Minnesota judge backs expanded Enbridge pipeline
Climate change activists oppose Alberta Clipper project that carries oil sands output.
ST. PAUL, Minn. — An administrative law judge recommended that Minnesota regulators approve an expansion of Enbridge’s Alberta Clipper crude oil pipeline across northern Minnesota.
Enbridge wants to increase the line’s capacity from 570,000 barrels per day to 800,000 by adding new pumping stations.
Judge Eric Lipman concluded that Enbridge has demonstrated a need for the added capacity. His recommendations now go to the state Public Utilities Commission, which must approve major energy projects in Minnesota.
Climate change activists oppose the Alberta Clipper and other Enbridge construction or expansion projects in the works because they carry Canadian oil sands oil. Extracting that oil is an energy-intensive process that generates greenhouse gases.

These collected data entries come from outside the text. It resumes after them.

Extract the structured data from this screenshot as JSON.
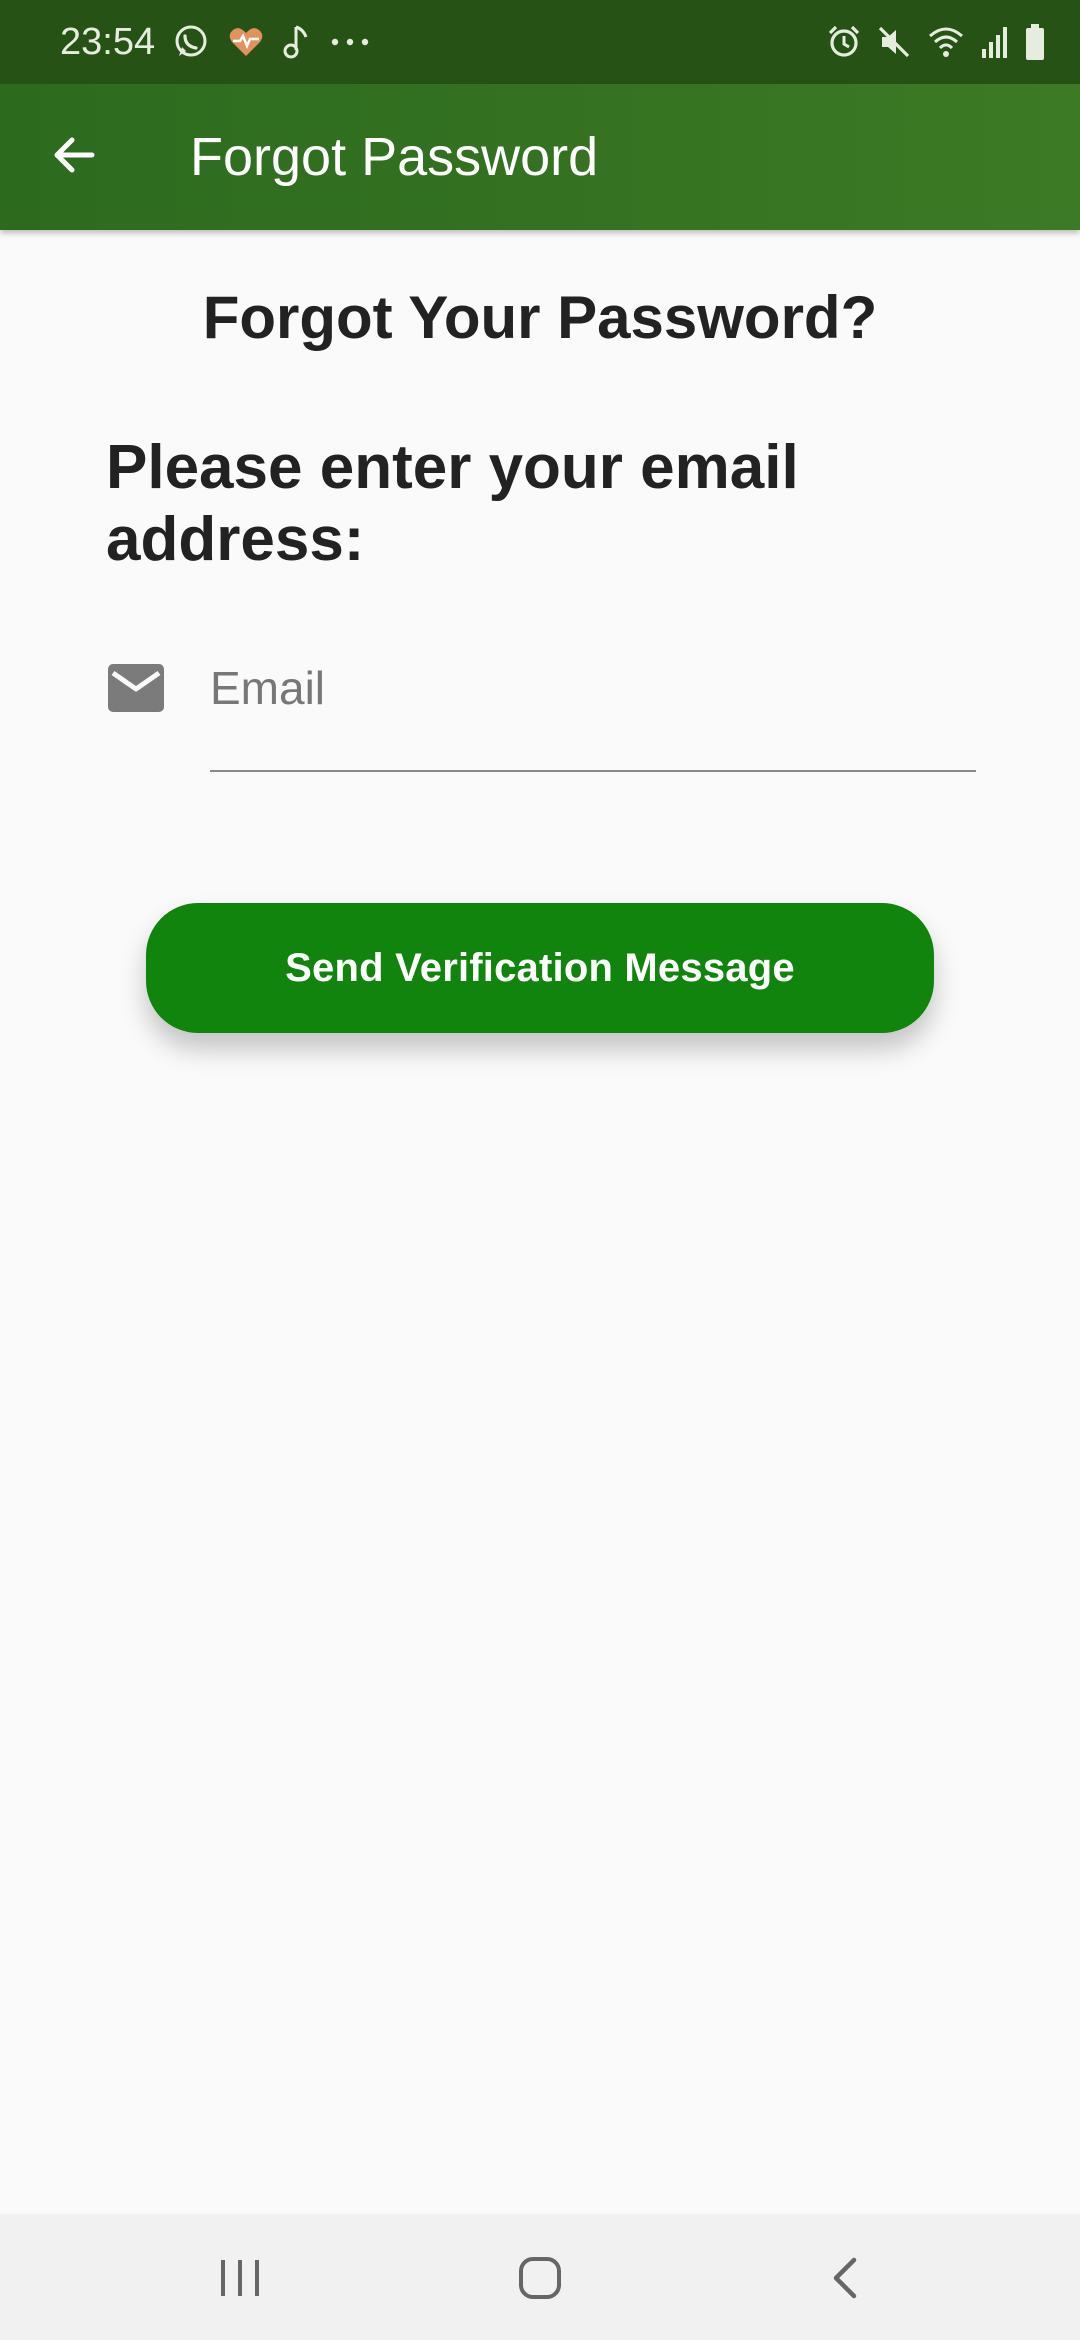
{
  "status_bar": {
    "time": "23:54",
    "left_icons": [
      "whatsapp-icon",
      "health-heart-icon",
      "music-note-icon",
      "more-dots-icon"
    ],
    "right_icons": [
      "alarm-icon",
      "mute-icon",
      "wifi-icon",
      "signal-icon",
      "battery-icon"
    ]
  },
  "app_bar": {
    "title": "Forgot Password",
    "back_icon": "arrow-back-icon",
    "color": "#2c6a1e"
  },
  "main": {
    "heading": "Forgot Your Password?",
    "prompt": "Please enter your email address:",
    "email_field": {
      "icon": "mail-icon",
      "placeholder": "Email",
      "value": ""
    },
    "send_button_label": "Send Verification Message",
    "button_color": "#11840d"
  },
  "nav_bar": {
    "items": [
      "recents-icon",
      "home-icon",
      "back-icon"
    ]
  }
}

But Lipman said in his written order that “no party demonstrated that there was a safer, more affordable or more reliable alternative,” Minnesota Public Radio News reported.
The Alberta Clipper runs about 1,600 kilometres from Hardisty, Alta., across northeastern North Dakota and northern Minnesota to Superior, Wis.
It’s the second expansion of the pipeline. State regulators last year approved the line’s Phase I expansion, and that work is underway. Because the project carries Canadian oil into the United States, it also requires a permit by the US State Department. Potomac-Hudson Engineering Inc. of Gaithersburg, Maryland, has been retained to conduct an environmental review of the project, a State Department official told the Star Tribune by e-mail.
The Wisconsin Department of Natural Resources approved an air construction permit for expanding storage tank capacity at Enbridge’s Superior terminal. The company wants to build three new above-ground storage tanks at the terminal, WDIO-TV reported. The terminal currently has 40 above-ground storage tanks. Two other new tanks, which already received regulatory approval, are scheduled to be in service by the middle of the year.
The Wisconsin agency approved the permit after receiving more than 200 written comments and about 3,400 emails from the public. However, most concerned Enbridge’s pipeline, which is not part of the air permit review, the agency said.
Enbridge expects the new tanks to be in service by 2016.